Australia's Architecture in Helsinki aren't for self-involved indie esthetes. Irrepressibly fun and just a little bit dumb, they're kind of like the Wiggles for grownups. On the video for the addictive, defiantly simple-minded dance tune "Hold On" off 2007's Places Like This, the band's mixed-gender membership don cartoonish ponchos for a four-minute romp on those miniature trampolines favored by American cheerleading squads. On the ecstatic calypso march "Heart It Races," singer Kellie Sutherland sounds like she's shouting the tune's titular refrain while smacking on a wad of bubblegum.
Architecture in Helsinki don't know the meaning of the word "pretentious." Yes, chief songwriter Cameron Bird picked up stakes and moved to New York, but I don't think there's much chance that he'll be transforming himself into a desiccated NYC sophisticate anytime soon. He's far too addicted to the joyful side of musical expression.

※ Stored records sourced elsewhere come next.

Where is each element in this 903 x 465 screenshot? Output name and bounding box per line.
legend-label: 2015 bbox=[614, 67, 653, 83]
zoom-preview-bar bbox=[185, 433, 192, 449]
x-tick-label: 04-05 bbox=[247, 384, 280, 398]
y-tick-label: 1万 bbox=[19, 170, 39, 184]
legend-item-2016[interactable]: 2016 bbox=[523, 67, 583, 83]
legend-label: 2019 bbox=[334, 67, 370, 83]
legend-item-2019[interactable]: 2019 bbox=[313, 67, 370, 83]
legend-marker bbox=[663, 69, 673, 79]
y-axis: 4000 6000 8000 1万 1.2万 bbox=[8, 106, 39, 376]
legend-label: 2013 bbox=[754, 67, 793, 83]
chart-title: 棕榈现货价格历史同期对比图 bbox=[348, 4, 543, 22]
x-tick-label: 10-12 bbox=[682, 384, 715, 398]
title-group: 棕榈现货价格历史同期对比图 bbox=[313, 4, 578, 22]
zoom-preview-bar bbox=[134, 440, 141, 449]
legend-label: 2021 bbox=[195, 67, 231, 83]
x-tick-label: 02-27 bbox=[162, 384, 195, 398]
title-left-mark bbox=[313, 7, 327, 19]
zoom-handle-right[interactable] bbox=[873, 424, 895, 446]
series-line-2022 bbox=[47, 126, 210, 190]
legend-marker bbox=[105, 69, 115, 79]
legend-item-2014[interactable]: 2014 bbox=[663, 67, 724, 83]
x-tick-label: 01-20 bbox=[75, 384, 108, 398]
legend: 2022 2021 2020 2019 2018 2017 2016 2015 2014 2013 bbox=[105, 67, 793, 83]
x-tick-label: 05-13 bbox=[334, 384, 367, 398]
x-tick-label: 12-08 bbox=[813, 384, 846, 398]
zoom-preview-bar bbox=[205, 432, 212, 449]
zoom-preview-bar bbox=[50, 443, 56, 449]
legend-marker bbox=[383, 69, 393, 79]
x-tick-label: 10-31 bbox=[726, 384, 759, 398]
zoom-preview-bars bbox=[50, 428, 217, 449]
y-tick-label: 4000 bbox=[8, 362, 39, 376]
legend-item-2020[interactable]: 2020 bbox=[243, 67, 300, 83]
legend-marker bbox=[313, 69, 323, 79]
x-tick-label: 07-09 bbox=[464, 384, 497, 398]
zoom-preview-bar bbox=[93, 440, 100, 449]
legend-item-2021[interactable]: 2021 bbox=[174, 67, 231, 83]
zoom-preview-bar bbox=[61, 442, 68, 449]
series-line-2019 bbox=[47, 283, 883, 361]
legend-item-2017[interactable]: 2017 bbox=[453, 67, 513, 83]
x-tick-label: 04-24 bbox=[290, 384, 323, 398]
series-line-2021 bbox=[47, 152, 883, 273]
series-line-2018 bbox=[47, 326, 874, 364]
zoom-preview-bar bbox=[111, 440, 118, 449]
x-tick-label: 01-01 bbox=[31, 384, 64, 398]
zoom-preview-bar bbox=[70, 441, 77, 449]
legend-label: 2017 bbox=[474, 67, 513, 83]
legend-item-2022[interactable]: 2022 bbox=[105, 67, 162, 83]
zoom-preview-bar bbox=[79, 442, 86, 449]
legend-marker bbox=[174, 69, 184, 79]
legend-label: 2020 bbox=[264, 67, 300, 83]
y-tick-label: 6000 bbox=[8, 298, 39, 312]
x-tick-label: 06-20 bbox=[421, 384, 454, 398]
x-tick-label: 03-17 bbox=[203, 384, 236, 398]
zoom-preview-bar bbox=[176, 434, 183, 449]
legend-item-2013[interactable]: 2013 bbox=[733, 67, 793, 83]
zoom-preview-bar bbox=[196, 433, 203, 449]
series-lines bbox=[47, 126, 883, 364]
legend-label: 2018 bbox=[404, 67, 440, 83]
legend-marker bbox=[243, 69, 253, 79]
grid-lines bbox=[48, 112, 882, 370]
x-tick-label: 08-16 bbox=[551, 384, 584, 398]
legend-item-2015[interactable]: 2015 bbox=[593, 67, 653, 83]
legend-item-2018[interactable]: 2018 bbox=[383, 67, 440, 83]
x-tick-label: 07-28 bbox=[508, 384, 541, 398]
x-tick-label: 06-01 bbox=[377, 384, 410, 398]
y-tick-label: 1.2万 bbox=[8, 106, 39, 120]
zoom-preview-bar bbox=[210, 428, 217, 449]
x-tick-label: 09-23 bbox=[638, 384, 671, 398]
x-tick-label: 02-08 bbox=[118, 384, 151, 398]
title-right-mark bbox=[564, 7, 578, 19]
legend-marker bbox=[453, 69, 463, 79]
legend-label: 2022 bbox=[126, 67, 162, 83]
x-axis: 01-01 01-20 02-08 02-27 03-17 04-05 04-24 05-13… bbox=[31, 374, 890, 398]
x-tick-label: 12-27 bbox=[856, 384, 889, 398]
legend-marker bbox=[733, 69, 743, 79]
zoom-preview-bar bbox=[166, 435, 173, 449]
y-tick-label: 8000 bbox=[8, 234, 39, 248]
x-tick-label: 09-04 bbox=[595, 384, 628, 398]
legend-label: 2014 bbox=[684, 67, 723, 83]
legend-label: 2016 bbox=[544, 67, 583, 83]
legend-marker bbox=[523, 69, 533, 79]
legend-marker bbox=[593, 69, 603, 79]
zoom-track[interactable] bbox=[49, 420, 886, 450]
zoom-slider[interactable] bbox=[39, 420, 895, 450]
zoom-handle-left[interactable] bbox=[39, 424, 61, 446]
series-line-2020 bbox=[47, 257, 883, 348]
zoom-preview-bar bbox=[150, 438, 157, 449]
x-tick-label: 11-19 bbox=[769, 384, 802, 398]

Architecture in Helsinki certainly aren't the only indie-rockers who have moved away from studied navel-gazing to something more liberated and flamboyant. Bands like the U.K.'s Klaxons and Brazil's CSS get over with unhinged music that's as much about making an ecstatic noise as it is about setting pop hooks deep into the gray matter. But there's something artless and up front about Architecture in Helsinki that's particularly appealing. You get the impression that they're never happier than when a roomful of fans are wandering off the beam along with them.
Looking to escape reality for 80 minutes or so? (And who isn't?) They're sure to make most excellent tour guides.